A joint statement from China and the US on trade talks is expected; timing remains unclear

    by VT Markets
    /
    May 12, 2025

    Chinese Vice-Premier He Lifeng announced a joint statement would be released in Geneva on Monday, as shared by Vice-Commerce Minister Li Chenggang, who suggested it would bring “good news for the world.” Currently, there is no specific time for this statement’s release.

    Official statements remain vague, but it has been confirmed that a ‘China-US trade consultation mechanism’ has been agreed upon for further talks. It is anticipated that the joint announcement will include positive developments.

    Market Reactions

    From the US perspective, comments suggest “substantial progress” in discussions, indicating that the differences between the two countries may not be as extensive as previously believed.

    Market reactions include the EUR/USD initially gapping lower with a partial recovery and USD/JPY opening higher, retracing about half of its gap. US equity index futures experienced a higher opening with minor retracement, while oil prices also opened higher and have since filled the initial gap.

    The current content offers a snapshot of renewed trade engagement between the United States and China, underpinned by what appears to be a structured consultation mechanism. While the exact details remain withheld, the tone from all sides leans towards optimism. We see coordinated messaging aimed at telegraphing a willingness to keep talking, likely to steady broader markets wary of a breakdown in communication. The reaction across asset classes supports this interpretation. Initial price action featured strong directional gaps – particularly in FX and commodities – followed by some pullback as traders reassessed the durability of the headlines.

    Volatility and Market Positioning

    What this tells us is that positioning ahead of Monday’s communication carried a fair amount of uncertainty. The gaps observed in EUR/USD and USD/JPY show currency traders were keen to react quickly to perceived shifts in the narrative, particularly with JPY weakening as safe-haven demand faded. Oil prices, sensitive to geopolitical and macroeconomic shifts, echoed this sentiment. Meanwhile, US equity index futures shook off some of the concern priced in previously, popping higher on open before retracing as investors waited for more substance.

    In the coming sessions, volatility may remain elevated – but it’s likely to differ in quality. Where last week was defined by risk aversion and flattened directional conviction, shifts now hinge on detail. Those watching the futures curve should pay close attention to term structure changes in indices and crude: any sustained steepening could suggest a longer-term repositioning. We’re also watching for thinning implied vol across the FX complex – particularly if follow-through on the joint statement confirms a framework for recurring dialogue.

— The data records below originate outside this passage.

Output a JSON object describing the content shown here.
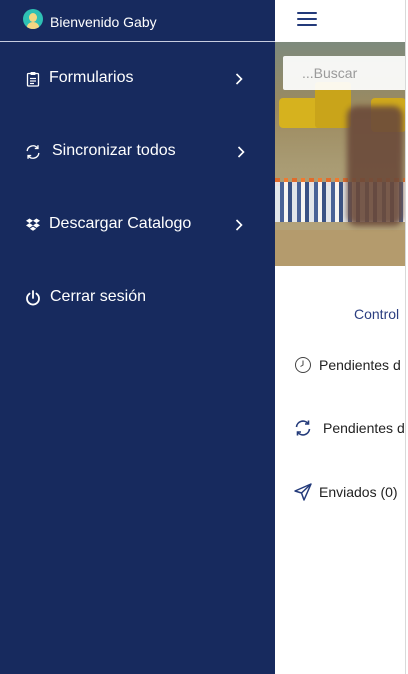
{
  "drawer": {
    "greeting": "Bienvenido Gaby",
    "items": [
      {
        "label": "Formularios",
        "icon": "clipboard-icon"
      },
      {
        "label": "Sincronizar todos",
        "icon": "sync-icon"
      },
      {
        "label": "Descargar Catalogo",
        "icon": "dropbox-icon"
      },
      {
        "label": "Cerrar sesión",
        "icon": "power-icon"
      }
    ],
    "colors": {
      "background": "#172a5e",
      "text": "#ffffff"
    }
  },
  "main": {
    "search": {
      "placeholder": "...Buscar"
    },
    "section_label": "Control",
    "rows": [
      {
        "label": "Pendientes d",
        "icon": "clock-icon"
      },
      {
        "label": "Pendientes d",
        "icon": "sync-icon"
      },
      {
        "label": "Enviados (0)",
        "icon": "send-icon"
      }
    ],
    "colors": {
      "accent": "#233a7a"
    }
  }
}
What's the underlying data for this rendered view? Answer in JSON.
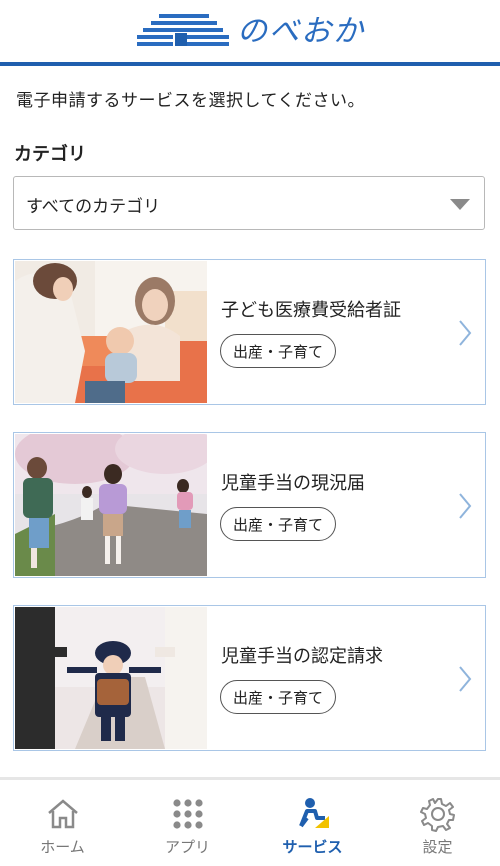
{
  "header": {
    "logo_text": "のべおか"
  },
  "intro": {
    "text": "電子申請するサービスを選択してください。"
  },
  "category": {
    "label": "カテゴリ",
    "selected": "すべてのカテゴリ"
  },
  "services": [
    {
      "title": "子ども医療費受給者証",
      "tag": "出産・子育て"
    },
    {
      "title": "児童手当の現況届",
      "tag": "出産・子育て"
    },
    {
      "title": "児童手当の認定請求",
      "tag": "出産・子育て"
    }
  ],
  "nav": [
    {
      "label": "ホーム",
      "icon": "home-icon"
    },
    {
      "label": "アプリ",
      "icon": "apps-grid-icon"
    },
    {
      "label": "サービス",
      "icon": "service-person-icon",
      "active": true
    },
    {
      "label": "設定",
      "icon": "gear-icon"
    }
  ],
  "colors": {
    "brand": "#1f5fae",
    "card_border": "#a9c6e6",
    "active_nav": "#1f5fae",
    "active_icon_yellow": "#f2c200"
  }
}
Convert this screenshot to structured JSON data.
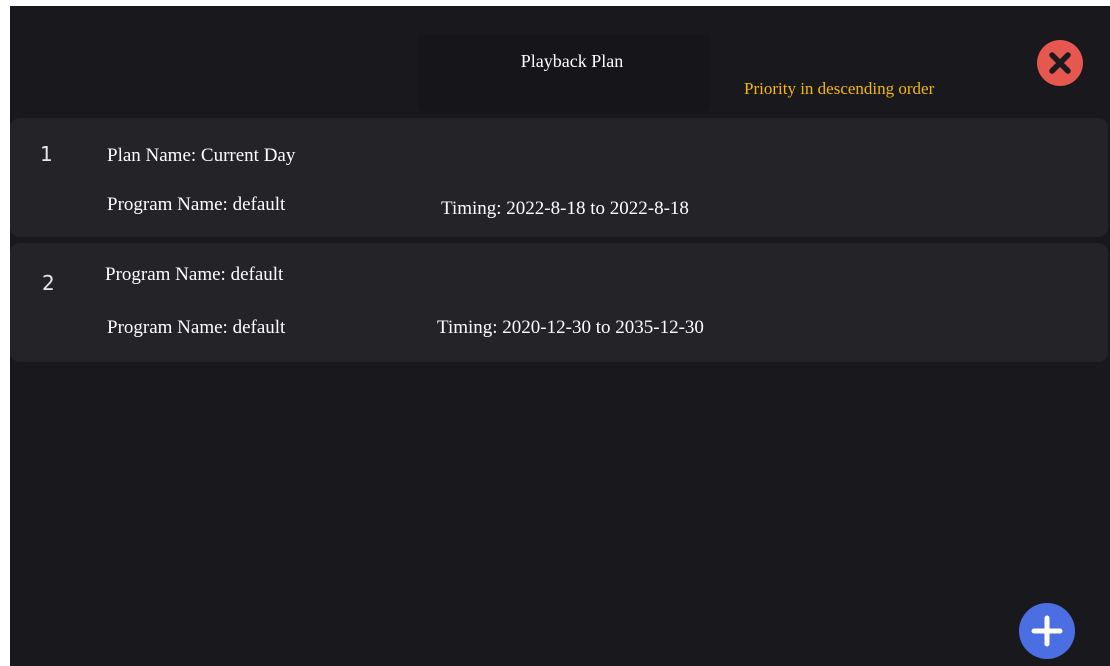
{
  "header": {
    "title": "Playback Plan",
    "priority_note": "Priority in descending order",
    "close_icon": "close-icon"
  },
  "plans": [
    {
      "index": "1",
      "line1": "Plan Name: Current Day",
      "line2": "Program Name: default",
      "timing": "Timing: 2022-8-18 to 2022-8-18"
    },
    {
      "index": "2",
      "line1": "Program Name: default",
      "line2": "Program Name: default",
      "timing": "Timing: 2020-12-30 to 2035-12-30"
    }
  ],
  "fab": {
    "icon": "plus-icon"
  },
  "colors": {
    "background": "#18181d",
    "card": "#232328",
    "accent_text": "#f5b800",
    "close": "#e5574f",
    "add": "#4b6fe2"
  }
}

    Given the strong reaction to even modest progress, traders should keep a close watch on underlying volume trends through this week. The partial reversals seen across pairs and commodities hint at knee-jerk positioning, likely unwound quickly unless backed by further developments. As such, opportunities may present on both sides of the bid-ask, but with shorter holding periods. Direction isn’t everything right now – pacing and timing could prove far more defining.

    Markets are now pricing in progress, albeit cautiously. That brings its own risk. Should Monday’s statement lack policy depth or fail to signal measurable change, we may find ourselves backfilling much of today’s move. Further, should either side add preconditions or reassert previous grievances more firmly than expected, renewed headline sensitivity could quickly return. With that in mind, we suggest staying adaptive, favouring tighter stop logic and remaining nimble on size allocation.

    We see the recent response from Treasuries as restrained, but the broader positioning across rates suggests increased confidence in steady diplomatic traction. This could shift if tensions resurface, especially in sectors directly exposed to trade policy. Equities, for all their optimism, still reveal sensitivity to abrupt tone shifts – a reminder that this is still a headline-driven environment.

    All in, clarity will be key to sustaining the momentum. We’re monitoring not only the content of the Geneva statement, but how it’s received domestically by both administrations. Medium-dated options strikes may offer valuable insight on expectations, while skew patterns could help track sentiment shifts. As positioning rewires around this shift in tone, traders will do well by staying close to the data and prepared to act before consensus solidifies.